Thursday, February 5, 2009

The old hitching posts

If you take a walk along Milroy Avenue, you might notice this funny block of stone with a metal ring in front of the Thomas McCoy house, a large American foursquare built about 1910.
Or you might see this concrete block in front of the old Kannal House at College and Milroy.
Across the street is another, but without a ring.
And you might wonder what they are. They are hitching posts, or places to tie up a horse. Obviously, they are no longer used because seeing a horse in Rensselaer is rare. But before 1920 there were horses, and when you parked your horse, you needed something to tie it to.

The house that is behind the third of these blocks is a craftsman house that was not built until about 1920. I read once that the number of horses in American cities peaked in 1910, and after that there was a decline as motorized vehicles rapidly replaced them. So maybe the people who built the house did not see what was happening, or maybe having a hitching post was the socially correct thing to do.

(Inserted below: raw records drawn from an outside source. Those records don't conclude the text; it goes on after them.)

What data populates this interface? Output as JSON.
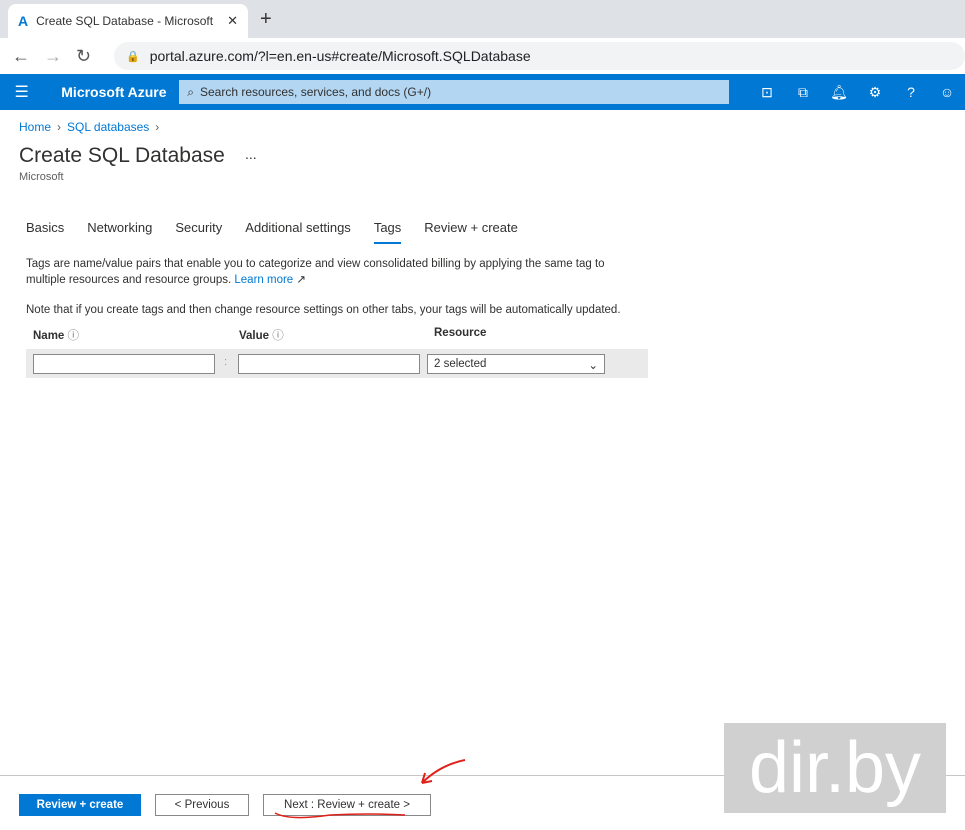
{
  "browser": {
    "tab_title": "Create SQL Database - Microsoft",
    "url": "portal.azure.com/?l=en.en-us#create/Microsoft.SQLDatabase"
  },
  "azure": {
    "brand": "Microsoft Azure",
    "search_placeholder": "Search resources, services, and docs (G+/)"
  },
  "breadcrumb": [
    "Home",
    "SQL databases"
  ],
  "page": {
    "title": "Create SQL Database",
    "subtitle": "Microsoft",
    "more": "..."
  },
  "tabs": [
    "Basics",
    "Networking",
    "Security",
    "Additional settings",
    "Tags",
    "Review + create"
  ],
  "active_tab": "Tags",
  "content": {
    "description": "Tags are name/value pairs that enable you to categorize and view consolidated billing by applying the same tag to multiple resources and resource groups.",
    "learn_more": "Learn more",
    "note": "Note that if you create tags and then change resource settings on other tabs, your tags will be automatically updated."
  },
  "table": {
    "headers": [
      "Name",
      "Value",
      "Resource"
    ],
    "row": {
      "name": "",
      "value": "",
      "separator": ":",
      "resource": "2 selected"
    }
  },
  "footer": {
    "review_create": "Review + create",
    "previous": "< Previous",
    "next": "Next : Review + create >"
  },
  "watermark": "dir.by"
}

Leaving Milroy, there is one by a house at Rutsen and Van Rensselaer, across the street from the Post Office. The house here was built around 1900 in the Queen Anne style, but has been heavily remodeled.
I have been looking for other hitching posts in Rensselaer. There is a block in front of the Delos Thompson house on Front Street. Is it a hitching post? If you know, tell us in the comments. (The block is not by the fence--that is a step. It at the bottom of the picture, partially hidden in the snow.)
The boulder below is in front of what used to be a church at the corner of Warner and Elza. It housed a variety of denominations over the years. and was still a church when I moved to Rensselaer. After the last group moved out (I think it was Iroquois Valley Church, now out Bunkum Road), it sat vacant for a while and then was sold to a person who wanted to develop into some kind of group home. He needed a waiver to do that, and there were neighbors who protested and blocked that plan. So the developer turned it into a cheap rental duplex, which needed no special waiver. That, if course, was not what the neighbors had in mind. There is a moral here, that before you try to block something, make sure the alternative is not worse.

I might have once known the purpose of this block, but if I ever did, I no longer remember. Was it a hitching post? Or a step to allow people to dismount from a buggy? Or something else?
Feel free to comment if you have anything to add.

Update: As a commenter noted, I missed on on East Washington. Go here to see it.

4 comments:

Anonymous said...

I found this blog interesting. I did not realize that those were hitching posts and I was always curious. Alhough concrete, I was just wondering why they are still in the ground. Are we going to go green and start using horses again?
How many of these are around town?

Anonymous said...

My daughter used our hitching post only once after she had been in a Little Cousin Jasper Parade. Yes, the hitching posts were for tying up the horse and used as a step down from the carriage.
Should we go back? I would have no place to keep a horse in town today. Is the Manis' barn the only one in town?

Anonymous said...

There is a hitching post in front of our house, too. Well, we live there, anyway - Kathy Parkison owns it. 203 E Washington St, the old Huntington/Halleck house.

jeffsgal212 said...

Marcia Johnston - a neighbor across the street from the house on the corner of Elza & Warner- told my husband that the block of limestone was a carriage stone - indeed, a stepping stone for those exiting carriages.